Is there something inherently incompatible about this arrangement? Between a liberal and a conservative? A Black woman and a white man? And what of the larger context, a country increasingly polarized and political parties with increasingly disparate values? "Love conquers all, except geography, and history, and contemporary sociopolitical reality."
Rabess asks all of this, but--it's important to note--does not offer easy answers to these questions. Everything's Fine is as complex and complicated as the world it reflects, messy and interconnected and imperfect in the most realistic ways. The result is a love story, as noted, without a clear happy ending; not only is a happily-ever-after not guaranteed here, it's not even clear what a happy ending would be. The two staying together? Or splitting up? Finding a compromise, or converting to the same political party? What's realistic, what's believable, what's acceptable and what's desired, what will make them happy in the end--the answers to each will vary depending on the reader and what they bring to the story, their context and perspective and beliefs.

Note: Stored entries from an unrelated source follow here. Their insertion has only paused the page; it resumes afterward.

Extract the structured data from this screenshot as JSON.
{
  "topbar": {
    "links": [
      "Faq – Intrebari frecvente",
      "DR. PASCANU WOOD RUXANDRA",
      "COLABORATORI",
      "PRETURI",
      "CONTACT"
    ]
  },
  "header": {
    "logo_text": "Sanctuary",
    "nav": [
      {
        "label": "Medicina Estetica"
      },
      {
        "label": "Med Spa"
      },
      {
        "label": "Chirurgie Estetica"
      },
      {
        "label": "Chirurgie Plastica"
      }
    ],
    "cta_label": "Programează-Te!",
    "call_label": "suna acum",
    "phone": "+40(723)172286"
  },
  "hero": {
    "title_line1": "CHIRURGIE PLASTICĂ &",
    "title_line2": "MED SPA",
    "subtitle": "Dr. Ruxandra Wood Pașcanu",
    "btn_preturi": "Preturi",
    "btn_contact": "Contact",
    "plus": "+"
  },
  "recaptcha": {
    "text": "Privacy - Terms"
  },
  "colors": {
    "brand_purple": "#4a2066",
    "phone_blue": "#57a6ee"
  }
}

What is guaranteed is that Everything's Fine will leave every reader thinking more deeply about all of these questions in the way the best of fiction does, pondering Jess and Josh's story long past the last page and also asking themselves about love and race and politics and how they intersect in a messy world. --Kerry McHugh
5/5 stars
This book is on my list for my favorite reads of 2023.
Being a black woman who grew up in the surburbs and being one of the few democrats in a very republican identifying community, I can relate and see myself as the main character.
This book isn’t a thread you will read on twitter nor will it have characters being reprimanded for being unfair; mainly because this is what happens in real life and I appreciated that.
You will see flawed characters; characters that are being prejudice or having microagressions and they will not be explicitly called out or get fired from their jobs or be “canceled”; this is to represent actual reality, for the reader to see what and how it feels to be a black women in our current society.